A BLT salad ($9) kept the bacon coming, plenty of crisp smoked pork on a mixture of fresh greens and grape tomatoes. Shards of cracker-crisp golden brown Parmesan frico were a welcome touch.

The Polish showed with a plate of housemade kluski noodles ($5), strips of fresh pasta that after being deep-fried, covered with mozzarella cheese and run under a broiler, were almost as chewy as Gummi worms. But they offered simple starchy pleasure that I returned to more often than I should have.

A bowl of beef stroganoff soup ($5) had egg noodles, a dollop of sour cream and strips of beef. Its broth was deeply bronze but its flavor was pale, lacking the savor to live up to its good looks.

Pierogi come in farmer’s cheese, sauerkraut and potato cheddar. They’re $4 each, which is dear for pierogi, but these fist-sized pasta pockets were first-rate. They boasted tender dough, lightly browned, with appropriately hearty fillings. The zingy sauerkraut won my vote over the peppery potato and plain cheese-filled versions. If the sautéed onions atop them had been caramelized further, I’d call them ideal.

A plate called Nana’s breakfast ($8) pleased with more fresh kluski noodles, this time scrambled with eggs. The entire ensemble was imbued with rich smokiness from sliced kielbasa sausage fried in the skillet before the other stuff was added. Served with toast and hashed brown cakes, the dish made me wonder what else Nana had to contribute.

That kielbasa, judiciously charred, also starred in a Polish platter ($17), alongside golabki (a ground-beef-stuffed cabbage roll simmered in tomato sauce), kapusta (sweet-and-sour cabbage cooked with pork) and a pierogi.

Shepherd’s pie ($14) was a bowl of toothsome beef chunks with potatoes, celery and corn, topped with a dollop of mashed potatoes. Shredded cheddar crowned the proceedings, melted over the top to add salty tang.

A beef on weck sandwich ($11), included a plentiful helping of beef, albeit well-done to the verge of dryness. It was served on a fresh kummelweck roll, with eye-wateringly powerful horseradish, and an ample portion of french fries.

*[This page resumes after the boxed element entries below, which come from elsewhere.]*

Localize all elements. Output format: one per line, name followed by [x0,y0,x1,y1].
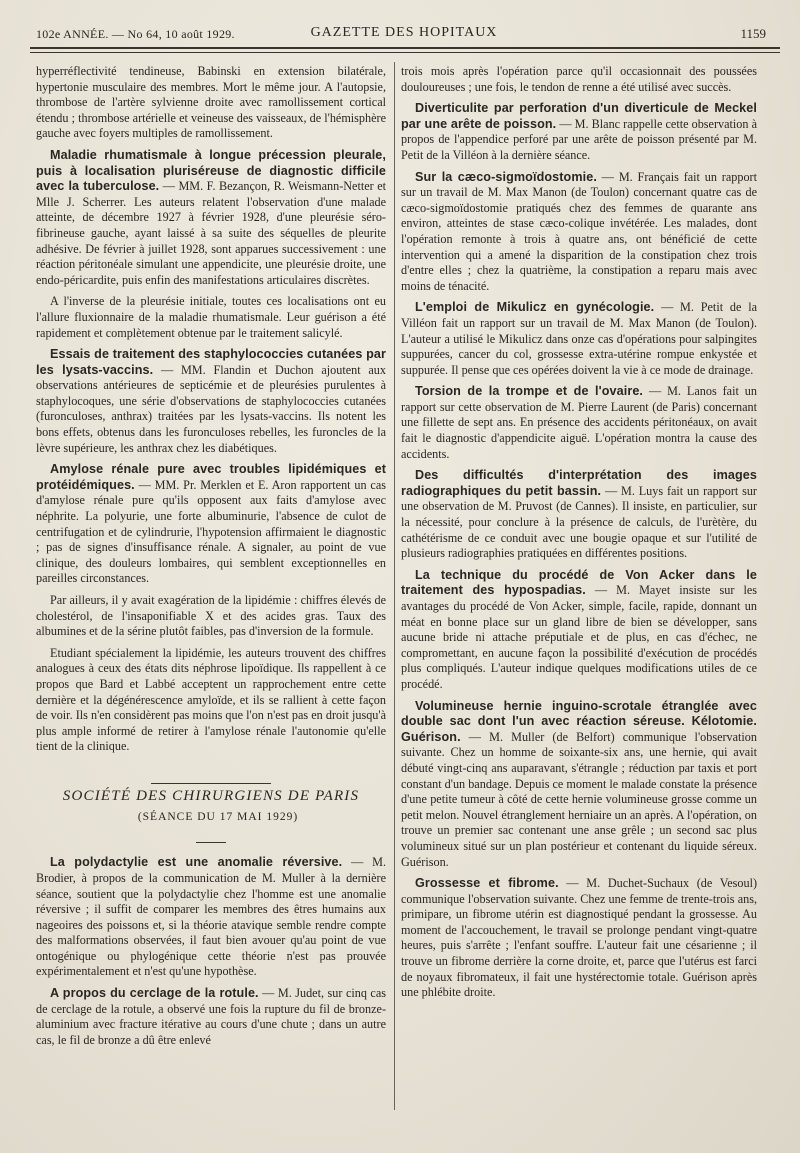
article-text: fait un rapport sur un travail de M. Max Manon (de Toulon). L'auteur a utilisé le Mikulicz dans onze cas d'opérations pour salpingites suppurées, cancer du col, grossesse extra-utérine rompue enkystée et suppurée. Il pense que ces opérées doivent la vie à ce mode de drainage. [401,315,757,377]
article-text: fait un rapport sur cette observation de M. Pierre Laurent (de Paris) concernant une fillette de sept ans. En présence des accidents péritonéaux, on avait fait le diagnostic d'appendicite aiguë. L'opération montra la cause des accidents. [401,384,757,461]
article-authors: — M. Duchet-Suchaux [558,876,690,891]
article-title: Diverticulite par perforation d'un diverticule de Meckel par une arête de poisson. [401,101,757,131]
article-authors: — M. Mayet [585,583,671,598]
article [401,300,757,378]
article-text: Les auteurs relatent l'observation d'une malade atteinte, de décembre 1927 à février 1928, d'une pleurésie séro-fibrineuse gauche, ayant laissé à sa suite des séquelles de pleurite adhésive. De février à juillet 1928, sont apparues successivement : une réaction péritonéale simulant une appendicite, une pleurésie droite, une endo-péricardite, puis enfin des manifestations articulaires discrètes. [36,194,386,287]
paragraph: Par ailleurs, il y avait exagération de la lipidémie : chiffres élevés de cholestérol, de l'insaponifiable X et des acides gras. Taux des albumines et de la sérine plutôt faibles, pas d'inversion de la formule. [36,593,386,639]
article-text: rapportent un cas d'amylose rénale pure qu'ils opposent aux faits d'amylose avec néphrite. La polyurie, une forte albuminurie, l'absence de culot de centrifugation et de cylindrurie, l'hypotension affirmaient le diagnostic ; pas de signes d'insuffisance rénale. A signaler, au point de vue clinique, des douleurs lombaires, qui semblent exceptionnelles en pareilles circonstances. [36,477,386,586]
article [401,699,757,871]
article-title: Essais de traitement des staphylococcies cutanées par les lysats-vaccins. [36,347,386,377]
article-text: à propos de la communication de M. Muller à la dernière séance, soutient que la polydactylie chez l'homme est une anomalie réversive ; il suffit de comparer les membres des êtres humains aux nageoires des poissons et, si la théorie atavique semble rendre compte des malformations observées, il faut bien avouer qu'au point de vue ontogénique ou phylogénique cette théorie n'est pas prouvée expérimentalement et n'est qu'une hypothèse. [36,870,386,979]
article-title: Volumineuse hernie inguino-scrotale étranglée avec double sac dont l'un avec réaction séreuse. Kélotomie. Guérison. [401,698,757,744]
header-rule [30,47,780,49]
article [401,101,757,163]
article-title: Grossesse et fibrome. [415,876,559,891]
article-authors: — M. Luys [601,483,664,498]
article-title: Des difficultés d'interprétation des images radiographiques du petit bassin. [401,468,757,498]
article-authors: — MM. Pr. Merklen et E. Aron [134,477,297,492]
article [401,468,757,562]
article-authors: — MM. F. Bezançon, R. Weismann-Netter et Mlle J. Scherrer. [36,179,386,209]
article-authors: — M. Blanc [556,116,621,131]
article-authors: — MM. Flandin et Duchon [153,362,314,377]
article-authors: — M. Judet, [258,986,325,1001]
short-rule [36,832,386,848]
column-divider [394,62,395,1110]
article-title: Sur la cæco-sigmoïdostomie. [415,169,597,184]
article-title: Maladie rhumatismale à longue précession pleurale, puis à localisation pluriséreuse de diagnostic difficile avec la tuberculose. [36,147,386,194]
article [36,462,386,587]
article-text: fait un rapport sur une observation de M. Pruvost (de Cannes). Il insiste, en particulier, sur la nécessité, pour conclure à la présence de calculs, de l'urètère, du cathétérisme de ce conduit avec une bougie opaque et sur l'utilité de plusieurs radiographies pratiquées en différentes positions. [401,483,757,561]
paragraph: Etudiant spécialement la lipidémie, les auteurs trouvent des chiffres analogues à ceux des états dits néphrose lipoïdique. Ils rappellent à ce propos que Bard et Labbé acceptent un rapprochement entre cette dernière et la dégénérescence amyloïde, et ils se rallient à cette façon de voir. Ils n'en considèrent pas moins que l'on n'est pas en droit jusqu'à plus ample informé de retirer à l'amylose rénale l'autonomie qu'elle tient de la clinique. [36,645,386,754]
article-text: sur cinq cas de cerclage de la rotule, a observé une fois la rupture du fil de bronze-aluminium avec fracture itérative au cours d'une chute ; dans un autre cas, le fil de bronze a dû être enlevé [36,986,386,1047]
page-number: 1159 [740,26,766,41]
article-text: insiste sur les avantages du procédé de Von Acker, simple, facile, rapide, donnant un méat en bonne place sur un gland libre de bien se développer, sans aucune bride ni attache préputiale et de plus, en cas d'échec, ne compromettant, en aucune façon la possibilité d'exécution de procédés plus compliqués. L'auteur indique quelques modifications utiles de ce procédé. [401,583,757,691]
article [401,568,757,693]
session-date: (SÉANCE DU 17 MAI 1929) [137,811,299,824]
article-text: ajoutent aux observations antérieures de septicémie et de pleurésies purulentes à staphylocoques, une série d'observations de staphylococcies cutanées (furonculoses, anthrax) traitées par les lysats-vaccins. Ils notent les bons effets, obtenus dans les furonculoses rebelles, les furoncles de la lèvre supérieure, les anthrax chez les diabétiques. [36,362,386,455]
article-text: fait un rapport sur un travail de M. Max Manon (de Toulon) concernant quatre cas de cæco-sigmoïdostomie pratiqués chez des femmes de quarante ans environ, atteintes de stase cæco-colique invétérée. Les malades, dont l'opération remonte à trois à quatre ans, ont bénéficié de cette intervention qui a amené la disparition de la constipation chez trois d'entre elles ; chez la quatrième, la constipation a reparu mais avec moins de ténacité. [401,169,757,293]
article-title: Amylose rénale pure avec troubles lipidémiques et protéidémiques. [36,462,386,492]
article [401,384,757,462]
article-authors: — M. Brodier, [36,855,386,885]
article [401,170,757,295]
article [401,876,757,1001]
paragraph: A l'inverse de la pleurésie initiale, toutes ces localisations ont eu l'allure fluxionnaire de la maladie rhumatismale. Leur guérison a été rapidement et complètement obtenue par le traitement salicylé. [36,294,386,340]
journal-title: GAZETTE DES HOPITAUX [310,25,498,40]
right-column [401,64,757,1007]
article-title: A propos du cerclage de la rotule. [50,986,259,1001]
article [36,148,386,288]
article-authors: — M. Muller [460,729,545,744]
issue-info: 102e ANNÉE. — No 64, 10 août 1929. [36,27,235,41]
article [36,347,386,456]
article-authors: — M. Lanos [643,384,717,399]
section-rule [36,773,386,789]
article-authors: — M. Petit de la Villéon [401,300,758,330]
article-title: Torsion de la trompe et de l'ovaire. [415,384,644,399]
article-text: (de Belfort) communique l'observation suivante. Chez un homme de soixante-six ans, une hernie, qui avait débuté vingt-cinq ans auparavant, s'étrangle ; réduction par taxis et port constant d'un bandage. Depuis ce moment le malade constate la présence d'une petite tumeur à côté de cette hernie volumineuse grosse comme un petit melon. Nouvel étranglement herniaire un an après. A l'opération, on trouve un premier sac contenant une anse grêle ; un second sac plus volumineux situé sur un plan postérieur et contenant du liquide séreux. Guérison. [401,729,757,869]
article-authors: — M. Français [596,169,679,184]
article-text: (de Vesoul) communique l'observation suivante. Chez une femme de trente-trois ans, primipare, un fibrome utérin est diagnostiqué pendant la grossesse. Au moment de l'accouchement, le travail se prolonge pendant vingt-quatre heures, puis s'arrête ; l'enfant souffre. L'auteur fait une césarienne ; il trouve un fibrome derrière la corne droite, et, parce que l'utérus est farci de noyaux fibromateux, il fait une hystérectomie totale. Guérison après une phlébite droite. [401,876,758,1000]
paragraph: trois mois après l'opération parce qu'il occasionnait des poussées douloureuses ; une fois, le tendon de renne a été utilisé avec succès. [401,64,757,94]
article-title: La polydactylie est une anomalie réversive. [50,855,343,870]
header-rule-thin [30,52,780,53]
article-title: L'emploi de Mikulicz en gynécologie. [415,300,655,315]
article [36,986,386,1048]
article-title: La technique du procédé de Von Acker dans le traitement des hypospadias. [401,567,757,598]
left-column [36,64,386,1054]
article [36,855,386,980]
society-heading: SOCIÉTÉ DES CHIRURGIENS DE PARIS [62,787,360,804]
page-header [30,24,778,46]
paragraph: hyperréflectivité tendineuse, Babinski en extension bilatérale, hypertonie musculaire des membres. Mort le même jour. A l'autopsie, thrombose de l'artère sylvienne droite avec ramollissement cortical étendu ; thrombose artérielle et veineuse des vaisseaux, de l'hémisphère gauche avec foyers multiples de ramollissement. [36,64,386,141]
article-text: rappelle cette observation à propos de l'appendice perforé par une arête de poisson présenté par M. Petit de la Villéon à la dernière séance. [401,116,757,162]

Chicken Parmesan ($15) offered a tidy little chicken cutlet atop penne pasta, brightened by fruity tomato sauce and basil chiffonade, with underpowered garlic bread. An adeptly crusted loin pork chop ($18), cooked to medium well, arrived with mashed potatoes, kapusta and wilted grilled zucchini slices.

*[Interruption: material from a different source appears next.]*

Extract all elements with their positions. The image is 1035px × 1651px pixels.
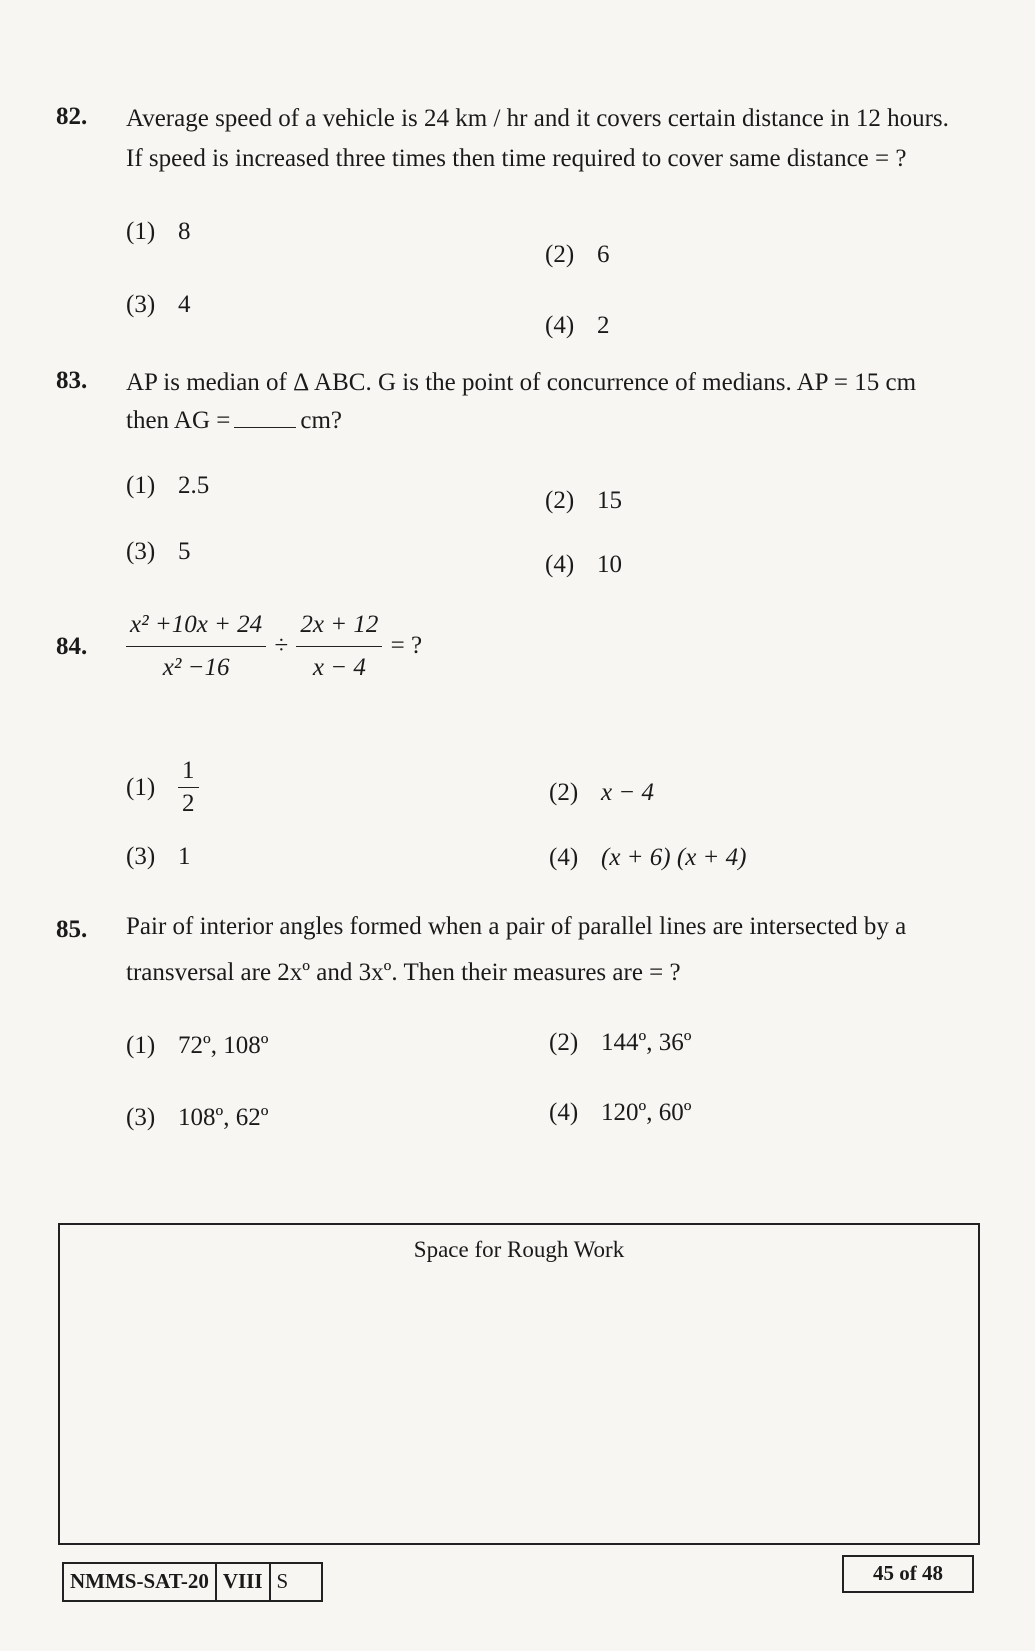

Desserts ($6) included apple crisp, with ice cream beside fresh fruit covered with boulders of streusel. This was a solid dessert, but with nary an oat in sight, it was more of a crumble. Mint cream pie ($6) piled fluffy mint mousse on a crunchy chocolate crust, whipped cream dotted with chocolate chips and chopped Andes chocolate mints. Junior Mints fans will swoon.

The Chrostowskis are writing the next chapter in the tavern’s history, of families feeding families. If you’re in search of sustenance on the way south, consider steering by the North Star.


North Star Tavern – 7 plates (out of 10)

Location: 7340 Seneca St., Elma, 805-7117

Hours: 11 a.m. to 9 p.m. Monday through Wednesday, 11 a.m. to 10 p.m. Thursday through Saturday. Closed Sunday.

Prices: appetizers, $5-$14; salads and sandwiches, $5-$13; entrees, $14-$28.

Atmosphere: peaceful historic tavern.

Gluten-free options: some dishes can be made gluten-free.